Sep 26 2024: The U.S. dollar edged slightly lower on Thursday, consolidating after a sharp rebound the previous day, as traders await more speeches from key Federal Reserve policymakers.
As of 04:40 ET (08:40 GMT), the Dollar Index, which measures the greenback against six other major currencies, dipped 0.1% to 100.565, following a nearly 0.6% jump on Wednesday, marking its biggest one-day rise since June 7.
Dollar Eyes Fed Officials’ Commentary
After a strong overnight rebound, the dollar stabilized on Thursday as traders reassessed how aggressive future U.S. rate cuts might be, following the Federal Reserve’s earlier 50 basis-point reduction in its rate-cutting cycle.
Several Fed officials are scheduled to speak later on Thursday, and traders will be watching closely for further insights, as messages following the Fed’s last meeting have been somewhat mixed.
Fed Governor Adriana Kugler expressed strong support for the recent 50 basis-point rate cut, while Governor Michelle Bowman warned against aggressive cuts, and Atlanta Fed President Raphael Bostic suggested there was no rush to lower rates rapidly.
“There is a long list of Fed speakers today, including Chair Powell’s pre-recorded remarks, and additional comments from Collins, Bowman, Williams, Barr, Cook, and Kashkari.

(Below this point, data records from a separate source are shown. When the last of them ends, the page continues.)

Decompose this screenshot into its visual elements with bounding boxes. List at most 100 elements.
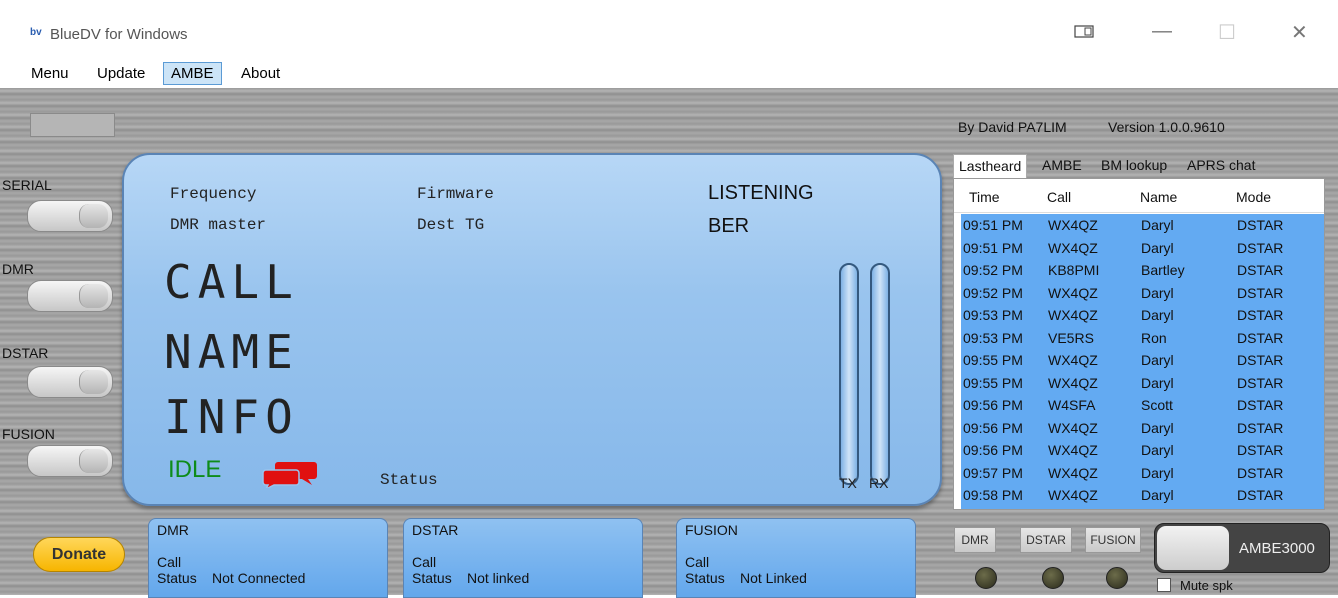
mode-cell: DSTAR <box>1237 239 1284 256</box>
title-bar: bv BlueDV for Windows — ☐ ✕ <box>0 0 1338 58</box>
table-row[interactable]: 09:52 PM WX4QZ Daryl DSTAR <box>961 284 1324 302</box>
menu-item-ambe[interactable]: AMBE <box>163 62 222 85</box>
column-header-time[interactable]: Time <box>969 189 1000 205</box>
version-label: Version 1.0.0.9610 <box>1108 119 1225 135</box>
table-row[interactable]: 09:52 PM KB8PMI Bartley DSTAR <box>961 261 1324 279</box>
idle-status: IDLE <box>168 456 222 483</box>
author-label: By David PA7LIM <box>958 119 1067 135</box>
mute-speaker-checkbox[interactable] <box>1157 578 1171 592</box>
table-row[interactable]: 09:56 PM WX4QZ Daryl DSTAR <box>961 419 1324 437</box>
call-cell: WX4QZ <box>1048 284 1098 301</box>
dest-tg-label: Dest TG <box>417 216 485 234</box>
column-header-name[interactable]: Name <box>1140 189 1177 205</box>
menu-bar: Menu Update AMBE About <box>0 58 1338 88</box>
mode-cell: DSTAR <box>1237 307 1284 323</box>
name-cell: Daryl <box>1141 307 1174 323</box>
tab-ambe[interactable]: AMBE <box>1037 154 1087 178</box>
ambe3000-toggle[interactable]: AMBE3000 <box>1154 523 1330 573</box>
table-row[interactable]: 09:53 PM VE5RS Ron DSTAR <box>961 329 1324 347</box>
fusion-mode-button[interactable]: FUSION <box>1085 527 1141 553</box>
dmr-toggle[interactable] <box>27 280 113 312</box>
donate-button[interactable]: Donate <box>33 537 125 572</box>
dmr-label: DMR <box>2 261 34 277</box>
tab-aprs-chat[interactable]: APRS chat <box>1182 154 1260 178</box>
time-cell: 09:56 PM <box>963 442 1023 458</box>
listening-label: LISTENING <box>708 182 814 204</box>
menu-item-menu[interactable]: Menu <box>24 64 76 83</box>
call-cell: VE5RS <box>1048 329 1094 346</box>
status-label: Status <box>380 471 438 489</box>
close-button[interactable]: ✕ <box>1291 20 1308 45</box>
call-cell: WX4QZ <box>1048 374 1098 391</box>
table-row[interactable]: 09:55 PM WX4QZ Daryl DSTAR <box>961 351 1324 369</box>
table-row[interactable]: 09:53 PM WX4QZ Daryl DSTAR <box>961 306 1324 324</box>
mode-cell: DSTAR <box>1237 329 1284 346</box>
name-cell: Daryl <box>1141 284 1174 301</box>
dstar-led-indicator <box>1042 567 1064 589</box>
window-title: BlueDV for Windows <box>50 26 188 43</box>
time-cell: 09:56 PM <box>963 419 1023 436</box>
fusion-toggle[interactable] <box>27 445 113 477</box>
info-display: INFO <box>164 390 299 444</box>
dmr-panel-title: DMR <box>157 522 189 538</box>
name-cell: Daryl <box>1141 217 1174 233</box>
dstar-status-label: Status <box>412 570 452 586</box>
menu-item-update[interactable]: Update <box>90 64 152 83</box>
name-cell: Daryl <box>1141 239 1174 256</box>
call-cell: WX4QZ <box>1048 464 1098 481</box>
table-header: Time Call Name Mode <box>954 179 1324 213</box>
rx-label: RX <box>869 475 889 491</box>
name-cell: Ron <box>1141 329 1167 346</box>
table-row[interactable]: 09:57 PM WX4QZ Daryl DSTAR <box>961 464 1324 482</box>
tab-lastheard[interactable]: Lastheard <box>953 154 1028 178</box>
dmr-call-label: Call <box>157 554 182 570</box>
call-display: CALL <box>164 255 299 309</box>
tablet-mode-icon[interactable] <box>1074 25 1094 39</box>
mode-cell: DSTAR <box>1237 464 1284 481</box>
time-cell: 09:57 PM <box>963 464 1023 481</box>
minimize-button[interactable]: — <box>1152 20 1172 43</box>
mode-cell: DSTAR <box>1237 397 1284 413</box>
table-row[interactable]: 09:55 PM WX4QZ Daryl DSTAR <box>961 374 1324 392</box>
call-cell: W4SFA <box>1048 397 1096 413</box>
mode-cell: DSTAR <box>1237 442 1284 458</box>
column-header-call[interactable]: Call <box>1047 189 1071 205</box>
maximize-button[interactable]: ☐ <box>1218 20 1236 45</box>
ambe3000-switch-knob <box>1157 526 1229 570</box>
name-cell: Daryl <box>1141 374 1174 391</box>
fusion-led-indicator <box>1106 567 1128 589</box>
table-row[interactable]: 09:51 PM WX4QZ Daryl DSTAR <box>961 239 1324 257</box>
tab-bm-lookup[interactable]: BM lookup <box>1096 154 1172 178</box>
serial-toggle[interactable] <box>27 200 113 232</box>
time-cell: 09:51 PM <box>963 239 1023 256</box>
dstar-call-label: Call <box>412 554 437 570</box>
dstar-label: DSTAR <box>2 345 49 361</box>
table-row[interactable]: 09:51 PM WX4QZ Daryl DSTAR <box>961 216 1324 234</box>
serial-port-box[interactable] <box>30 113 115 137</box>
serial-label: SERIAL <box>2 177 52 193</box>
lastheard-table[interactable]: Time Call Name Mode 09:51 PM WX4QZ Daryl DS… <box>953 178 1325 510</box>
dstar-status-value: Not linked <box>467 570 530 586</box>
dstar-mode-button[interactable]: DSTAR <box>1020 527 1072 553</box>
dmr-status-value: Not Connected <box>212 570 306 586</box>
table-body: 09:51 PM WX4QZ Daryl DSTAR 09:51 PM WX4QZ Dary… <box>961 214 1324 509</box>
fusion-panel-title: FUSION <box>685 522 738 538</box>
dmr-status-panel: DMR Call Status Not Connected <box>148 518 388 598</box>
table-row[interactable]: 09:56 PM W4SFA Scott DSTAR <box>961 396 1324 414</box>
call-cell: WX4QZ <box>1048 352 1098 368</box>
dmr-status-label: Status <box>157 570 197 586</box>
dmr-mode-button[interactable]: DMR <box>954 527 996 553</box>
dmr-led-indicator <box>975 567 997 589</box>
time-cell: 09:51 PM <box>963 217 1023 233</box>
time-cell: 09:58 PM <box>963 487 1023 503</box>
table-row[interactable]: 09:56 PM WX4QZ Daryl DSTAR <box>961 441 1324 459</box>
mode-cell: DSTAR <box>1237 284 1284 301</box>
dstar-toggle[interactable] <box>27 366 113 398</box>
rx-level-meter <box>870 263 890 485</box>
mode-cell: DSTAR <box>1237 374 1284 391</box>
call-cell: WX4QZ <box>1048 487 1098 503</box>
time-cell: 09:56 PM <box>963 397 1023 413</box>
column-header-mode[interactable]: Mode <box>1236 189 1271 205</box>
menu-item-about[interactable]: About <box>234 64 287 83</box>
table-row[interactable]: 09:58 PM WX4QZ Daryl DSTAR <box>961 486 1324 504</box>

These could provide more clarity on each member’s views,” analysts at ING noted.
Additionally, key U.S. economic data such as second-quarter GDP, weekly jobless claims, and August’s durable goods orders are due for release.
Euro Holds Steady
In Europe, EUR/USD traded slightly higher at 1.1132 after pulling back from a 1.1214 peak, its highest level since July of last year. With a quiet eurozone data calendar, the euro remains elevated.
“We could see more range-bound swings between 1.110 and 1.120 unless U.S. data offers a clearer direction. The current 2-year EURswap rate gap remains tighter at -95bp, which still favors the euro,” ING analysts commented.
Pound and Swiss Franc Movement
GBP/USD edged 0.1% higher to 1.3342 after touching 1.3430 on Wednesday, its highest since February 2022.
USD/CHF fell 0.2% to 0.8488 after the Swiss National Bank (SNB) cut its benchmark interest rate by 25 basis points. While the move was largely expected, some analysts had anticipated a bigger cut as inflation in Switzerland stood at 1.1%, the lowest rate among G10 economies.
Yuan Supported by Chinese Stimulus
USD/CNY dropped 0.2% to 7.0187, approaching its lowest level since May 2023 after China unveiled a series of major stimulus measures aimed at boosting economic growth.
USD/JPY rose 0.1% to 144.87, moving further from its 2024 lows ahead of Japan’s LDP elections, which could impact the Bank of Japan’s monetary policy outlook. Analysts expect a leadership change could delay the central bank’s plans to raise interest rates in the near future.